Publié le 24 octobre 2025 15:25:00. La lune de Saturne, Titan, recèle des paysages étonnamment similaires à ceux de la Terre, avec des lacs et des mers liquides. Une nouvelle étude suggère que ces formations pourraient être le résultat d’un processus de dissolution comparable aux phénomènes karstiques terrestres.

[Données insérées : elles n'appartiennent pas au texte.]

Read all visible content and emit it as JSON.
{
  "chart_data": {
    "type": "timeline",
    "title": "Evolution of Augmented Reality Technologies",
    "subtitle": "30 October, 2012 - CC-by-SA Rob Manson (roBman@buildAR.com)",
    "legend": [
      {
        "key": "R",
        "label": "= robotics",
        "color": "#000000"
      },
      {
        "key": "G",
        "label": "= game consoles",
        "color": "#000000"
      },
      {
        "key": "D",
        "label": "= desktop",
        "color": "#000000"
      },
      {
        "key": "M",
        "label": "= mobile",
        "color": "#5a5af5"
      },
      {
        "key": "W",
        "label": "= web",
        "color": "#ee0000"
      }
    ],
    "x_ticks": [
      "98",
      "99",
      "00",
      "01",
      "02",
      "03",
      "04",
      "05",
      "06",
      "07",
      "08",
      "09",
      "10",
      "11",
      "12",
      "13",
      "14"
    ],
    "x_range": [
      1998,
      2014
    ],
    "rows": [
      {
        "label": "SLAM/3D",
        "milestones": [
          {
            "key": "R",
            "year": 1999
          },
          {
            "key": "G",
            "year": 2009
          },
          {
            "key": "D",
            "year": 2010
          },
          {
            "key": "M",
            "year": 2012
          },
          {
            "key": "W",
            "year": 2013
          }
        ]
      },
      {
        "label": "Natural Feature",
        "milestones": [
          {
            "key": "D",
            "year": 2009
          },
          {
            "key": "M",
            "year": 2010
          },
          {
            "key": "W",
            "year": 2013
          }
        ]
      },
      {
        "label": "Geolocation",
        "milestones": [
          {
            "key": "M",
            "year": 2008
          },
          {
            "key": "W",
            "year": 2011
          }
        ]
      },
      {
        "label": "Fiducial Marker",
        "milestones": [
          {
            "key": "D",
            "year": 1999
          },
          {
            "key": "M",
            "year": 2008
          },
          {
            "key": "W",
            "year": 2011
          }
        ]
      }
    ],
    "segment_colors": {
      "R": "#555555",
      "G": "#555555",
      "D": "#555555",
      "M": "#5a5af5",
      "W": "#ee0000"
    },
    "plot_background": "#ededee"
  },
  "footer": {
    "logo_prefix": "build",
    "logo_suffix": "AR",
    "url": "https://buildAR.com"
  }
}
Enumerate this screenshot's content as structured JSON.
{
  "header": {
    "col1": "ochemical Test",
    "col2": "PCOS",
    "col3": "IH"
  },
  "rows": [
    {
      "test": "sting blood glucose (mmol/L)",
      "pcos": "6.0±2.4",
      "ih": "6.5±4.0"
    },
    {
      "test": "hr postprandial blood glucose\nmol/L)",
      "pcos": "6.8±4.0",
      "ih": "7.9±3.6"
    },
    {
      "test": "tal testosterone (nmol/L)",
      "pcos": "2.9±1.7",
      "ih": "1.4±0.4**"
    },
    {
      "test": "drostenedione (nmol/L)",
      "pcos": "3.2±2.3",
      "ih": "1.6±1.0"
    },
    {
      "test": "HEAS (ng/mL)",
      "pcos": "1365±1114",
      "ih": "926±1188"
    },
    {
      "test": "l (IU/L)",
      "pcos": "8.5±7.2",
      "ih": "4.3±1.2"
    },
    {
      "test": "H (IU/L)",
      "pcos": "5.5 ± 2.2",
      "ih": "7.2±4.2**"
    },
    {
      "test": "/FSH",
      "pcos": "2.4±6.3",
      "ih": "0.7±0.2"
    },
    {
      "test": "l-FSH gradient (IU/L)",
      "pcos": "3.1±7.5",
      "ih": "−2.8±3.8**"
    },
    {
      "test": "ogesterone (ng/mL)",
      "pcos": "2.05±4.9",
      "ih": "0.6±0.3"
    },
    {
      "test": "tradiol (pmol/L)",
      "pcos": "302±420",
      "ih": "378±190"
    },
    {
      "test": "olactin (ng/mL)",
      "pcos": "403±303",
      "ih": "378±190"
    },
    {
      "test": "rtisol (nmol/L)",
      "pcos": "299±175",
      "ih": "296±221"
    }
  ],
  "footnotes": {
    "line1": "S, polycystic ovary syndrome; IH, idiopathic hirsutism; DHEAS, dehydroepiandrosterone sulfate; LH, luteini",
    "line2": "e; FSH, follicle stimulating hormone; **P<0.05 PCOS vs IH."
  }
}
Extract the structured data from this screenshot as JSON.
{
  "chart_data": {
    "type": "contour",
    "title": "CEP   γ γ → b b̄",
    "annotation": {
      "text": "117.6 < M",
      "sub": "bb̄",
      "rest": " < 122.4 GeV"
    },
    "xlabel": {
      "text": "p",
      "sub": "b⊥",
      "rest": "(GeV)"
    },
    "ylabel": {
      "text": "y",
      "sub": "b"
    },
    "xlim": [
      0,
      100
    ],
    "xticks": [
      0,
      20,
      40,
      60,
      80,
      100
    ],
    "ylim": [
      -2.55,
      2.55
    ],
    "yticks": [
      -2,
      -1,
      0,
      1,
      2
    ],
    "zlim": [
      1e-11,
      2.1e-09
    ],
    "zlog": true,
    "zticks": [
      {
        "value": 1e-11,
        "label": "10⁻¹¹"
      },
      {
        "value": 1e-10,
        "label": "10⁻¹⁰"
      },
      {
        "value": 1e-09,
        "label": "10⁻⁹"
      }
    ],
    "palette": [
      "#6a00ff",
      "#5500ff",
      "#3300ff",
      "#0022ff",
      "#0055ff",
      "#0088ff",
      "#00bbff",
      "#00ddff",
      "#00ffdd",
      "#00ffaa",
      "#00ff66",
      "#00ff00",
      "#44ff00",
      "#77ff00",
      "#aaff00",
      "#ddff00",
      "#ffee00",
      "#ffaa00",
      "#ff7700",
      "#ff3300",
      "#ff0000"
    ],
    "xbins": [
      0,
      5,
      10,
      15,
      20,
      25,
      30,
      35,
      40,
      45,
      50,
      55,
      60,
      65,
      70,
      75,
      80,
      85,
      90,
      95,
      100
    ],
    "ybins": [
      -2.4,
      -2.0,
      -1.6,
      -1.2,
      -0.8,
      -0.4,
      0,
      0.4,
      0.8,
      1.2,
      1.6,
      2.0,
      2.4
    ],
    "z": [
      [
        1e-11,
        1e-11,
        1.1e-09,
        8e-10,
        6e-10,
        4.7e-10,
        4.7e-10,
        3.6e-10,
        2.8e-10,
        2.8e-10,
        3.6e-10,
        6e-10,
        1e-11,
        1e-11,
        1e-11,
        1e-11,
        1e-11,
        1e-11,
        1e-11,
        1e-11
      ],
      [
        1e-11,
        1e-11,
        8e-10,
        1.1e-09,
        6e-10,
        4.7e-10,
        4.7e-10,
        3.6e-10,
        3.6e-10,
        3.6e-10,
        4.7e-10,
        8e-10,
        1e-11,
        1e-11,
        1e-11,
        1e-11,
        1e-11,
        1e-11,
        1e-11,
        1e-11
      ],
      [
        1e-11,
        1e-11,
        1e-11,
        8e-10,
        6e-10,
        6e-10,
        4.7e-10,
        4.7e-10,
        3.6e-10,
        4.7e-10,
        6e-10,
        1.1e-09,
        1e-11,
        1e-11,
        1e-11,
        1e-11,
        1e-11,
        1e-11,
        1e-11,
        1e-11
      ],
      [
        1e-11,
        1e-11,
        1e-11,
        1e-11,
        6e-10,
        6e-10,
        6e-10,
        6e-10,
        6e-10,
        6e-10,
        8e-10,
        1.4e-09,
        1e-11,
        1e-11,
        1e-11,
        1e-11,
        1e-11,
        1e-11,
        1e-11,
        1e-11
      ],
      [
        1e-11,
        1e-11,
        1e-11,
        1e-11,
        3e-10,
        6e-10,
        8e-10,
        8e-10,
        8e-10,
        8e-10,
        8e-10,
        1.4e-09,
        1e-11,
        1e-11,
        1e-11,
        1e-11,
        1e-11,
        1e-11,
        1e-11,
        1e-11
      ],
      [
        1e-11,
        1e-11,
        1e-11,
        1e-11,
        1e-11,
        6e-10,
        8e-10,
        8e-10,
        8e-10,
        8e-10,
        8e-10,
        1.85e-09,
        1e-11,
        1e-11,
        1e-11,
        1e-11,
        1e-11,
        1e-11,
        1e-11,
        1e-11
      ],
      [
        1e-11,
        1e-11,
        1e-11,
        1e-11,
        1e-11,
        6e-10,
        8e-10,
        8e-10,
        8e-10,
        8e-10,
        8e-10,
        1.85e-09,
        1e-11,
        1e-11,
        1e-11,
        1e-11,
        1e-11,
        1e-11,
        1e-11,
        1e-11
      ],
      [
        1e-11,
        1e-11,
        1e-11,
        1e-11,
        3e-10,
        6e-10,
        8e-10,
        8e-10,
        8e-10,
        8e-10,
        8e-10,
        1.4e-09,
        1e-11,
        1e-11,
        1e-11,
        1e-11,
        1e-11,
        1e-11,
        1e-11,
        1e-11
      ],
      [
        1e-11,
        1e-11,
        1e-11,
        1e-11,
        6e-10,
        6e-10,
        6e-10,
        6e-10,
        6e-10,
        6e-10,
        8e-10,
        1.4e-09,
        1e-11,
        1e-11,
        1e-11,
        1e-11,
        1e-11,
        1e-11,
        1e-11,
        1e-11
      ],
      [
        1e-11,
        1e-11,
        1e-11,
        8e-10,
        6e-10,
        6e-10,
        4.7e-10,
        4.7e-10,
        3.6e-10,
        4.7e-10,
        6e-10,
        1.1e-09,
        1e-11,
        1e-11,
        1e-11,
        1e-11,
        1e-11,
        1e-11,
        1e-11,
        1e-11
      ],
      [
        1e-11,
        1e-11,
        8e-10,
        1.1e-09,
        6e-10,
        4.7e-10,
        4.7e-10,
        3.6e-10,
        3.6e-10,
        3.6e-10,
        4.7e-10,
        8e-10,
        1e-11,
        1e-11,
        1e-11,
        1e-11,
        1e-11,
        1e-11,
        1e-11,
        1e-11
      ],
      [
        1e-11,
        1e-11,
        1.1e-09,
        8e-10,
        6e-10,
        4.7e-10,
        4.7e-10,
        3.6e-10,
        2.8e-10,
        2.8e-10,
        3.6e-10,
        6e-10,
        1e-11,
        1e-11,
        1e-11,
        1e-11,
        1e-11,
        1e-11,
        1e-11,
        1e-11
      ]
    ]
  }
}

- Titan, la plus grande lune de Saturne, possède des lacs et des mers remplis d’hydrocarbures liquides.
- Des scientifiques soupçonnent que la surface de Titan subit une dissolution similaire à la formation de dolines sur Terre.
- Le processus de dissolution sur Titan est environ 30 fois plus lent que sur Terre en raison de la durée de son année et de ses conditions climatiques.
La surface de Titan, enveloppée d’une atmosphère dense et froide (-180°C), présente une caractéristique unique dans notre système solaire : la présence de vastes étendues d’hydrocarbures liquides, principalement du méthane et de l’éthane. Cette particularité a toujours intrigué les scientifiques, qui cherchent à comprendre l’origine de ces lacs et de ces mers.
En analysant les données collectées par la mission Cassini-Huygens, fruit d’une collaboration entre la NASA et l’Agence spatiale européenne (ESA), une équipe de chercheurs dirigée par Thomas Cornet de l’ESA a émis une hypothèse prometteuse. Ils suggèrent que la formation de ces bassins pourrait être liée à un processus de dissolution, analogue à celui qui crée les reliefs karstiques sur Terre.
Sur Terre, les reliefs karstiques se forment lorsque l’eau, chargée en acides, dissout des roches solubles comme le calcaire ou le gypse. Sur Titan, ce sont les hydrocarbures liquides qui joueraient le rôle d’agent dissolvant, agissant sur une surface solide composée de matière organique. Selon les estimations de l’équipe de Cornet, il faudrait environ 50 millions d’années pour former une dépression de 100 mètres de profondeur aux pôles de Titan, un délai cohérent avec l’âge relativement jeune de la surface lunaire.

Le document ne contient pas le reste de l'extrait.